If the merger is scuttled, Pessina told analysts in January that the company had "no plan B.” Later that month, at Walgreens' shareholders meeting, he said the organization was “actively engaged in dialogue with the FTC” and declared “We’ll do anything we can to support their work.”
But that attitude may have run its course. Such an ultimatum gives regulators 30 days to decide one way or another, finally capping off a process that has dragged for close to 18 months. But it’s risky, because it could force the FTC to decide against the merger if it believes its antitrust concerns still haven’t been addressed.
While investors are demonstrating patience, some observers aren’t all that sanguine about the deal’s prospects, considering the antipathy the Obama-era FTC has shown against mega-mergers, including deals involving retailers. Last May, for example, regulators halted a proposed $6.3 billion tie-up between Office Depot and Staples, despite Amazon’s entry into the office supplies retail and business contracts spaces. The FTC has just two members post-election, one Democrat and one Republican, so chances for a unanimous decision are murky; that calculation could change with the potential arrival of Reyes.

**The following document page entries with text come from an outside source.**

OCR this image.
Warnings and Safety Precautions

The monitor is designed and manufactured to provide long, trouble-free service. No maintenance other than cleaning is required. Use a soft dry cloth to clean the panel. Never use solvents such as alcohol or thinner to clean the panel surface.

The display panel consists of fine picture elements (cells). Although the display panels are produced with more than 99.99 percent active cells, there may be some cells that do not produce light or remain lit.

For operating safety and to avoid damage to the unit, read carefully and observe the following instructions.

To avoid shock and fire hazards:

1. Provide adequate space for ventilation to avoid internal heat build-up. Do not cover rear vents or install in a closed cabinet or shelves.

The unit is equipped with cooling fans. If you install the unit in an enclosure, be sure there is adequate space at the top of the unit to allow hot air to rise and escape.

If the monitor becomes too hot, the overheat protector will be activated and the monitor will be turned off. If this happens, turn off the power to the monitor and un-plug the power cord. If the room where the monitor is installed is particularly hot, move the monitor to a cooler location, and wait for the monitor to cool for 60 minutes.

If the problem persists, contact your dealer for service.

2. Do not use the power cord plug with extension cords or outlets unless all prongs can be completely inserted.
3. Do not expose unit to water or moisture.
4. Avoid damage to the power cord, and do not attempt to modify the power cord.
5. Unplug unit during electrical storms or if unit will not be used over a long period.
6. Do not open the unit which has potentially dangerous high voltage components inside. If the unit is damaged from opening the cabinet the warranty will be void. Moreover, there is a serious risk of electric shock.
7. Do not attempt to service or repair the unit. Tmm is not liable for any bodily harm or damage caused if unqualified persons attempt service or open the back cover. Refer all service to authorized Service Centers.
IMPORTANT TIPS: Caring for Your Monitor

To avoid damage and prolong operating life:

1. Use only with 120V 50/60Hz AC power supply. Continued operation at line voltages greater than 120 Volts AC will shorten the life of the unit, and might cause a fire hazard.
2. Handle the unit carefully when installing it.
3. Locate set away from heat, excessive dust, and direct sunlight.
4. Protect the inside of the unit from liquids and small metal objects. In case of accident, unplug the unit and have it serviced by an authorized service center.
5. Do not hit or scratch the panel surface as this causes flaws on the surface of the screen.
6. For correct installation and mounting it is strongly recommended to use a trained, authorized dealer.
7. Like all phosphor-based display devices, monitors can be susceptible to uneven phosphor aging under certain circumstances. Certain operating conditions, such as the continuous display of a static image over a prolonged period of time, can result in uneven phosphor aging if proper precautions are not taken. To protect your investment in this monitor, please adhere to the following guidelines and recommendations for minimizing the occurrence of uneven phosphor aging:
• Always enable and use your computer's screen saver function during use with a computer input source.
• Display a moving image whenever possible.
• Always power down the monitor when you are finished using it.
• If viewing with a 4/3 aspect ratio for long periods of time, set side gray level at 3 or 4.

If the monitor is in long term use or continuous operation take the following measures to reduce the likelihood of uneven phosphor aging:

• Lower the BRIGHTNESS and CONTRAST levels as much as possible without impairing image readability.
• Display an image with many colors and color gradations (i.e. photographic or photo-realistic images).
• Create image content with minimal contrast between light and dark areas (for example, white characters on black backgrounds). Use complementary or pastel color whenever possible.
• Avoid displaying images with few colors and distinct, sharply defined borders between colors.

Concerns about the merger, which would create a drugstore retailer bigger than number one rival CVS Health, include the effect on pharmacy benefit prices in corporate and government drug plans, according to The Wall Street Journal. CVS has reportedly also warned the FTC that the sale to Fred’s isn’t sufficient to ensure competition, comparing the situation to Safeway’s sale of 146 stores to Haggen Holdings in 2015 in order to win antitrust clearance for its merger with Albertsons. Haggen went bankrupt last year, and sold some stores back to Albertsons in the process.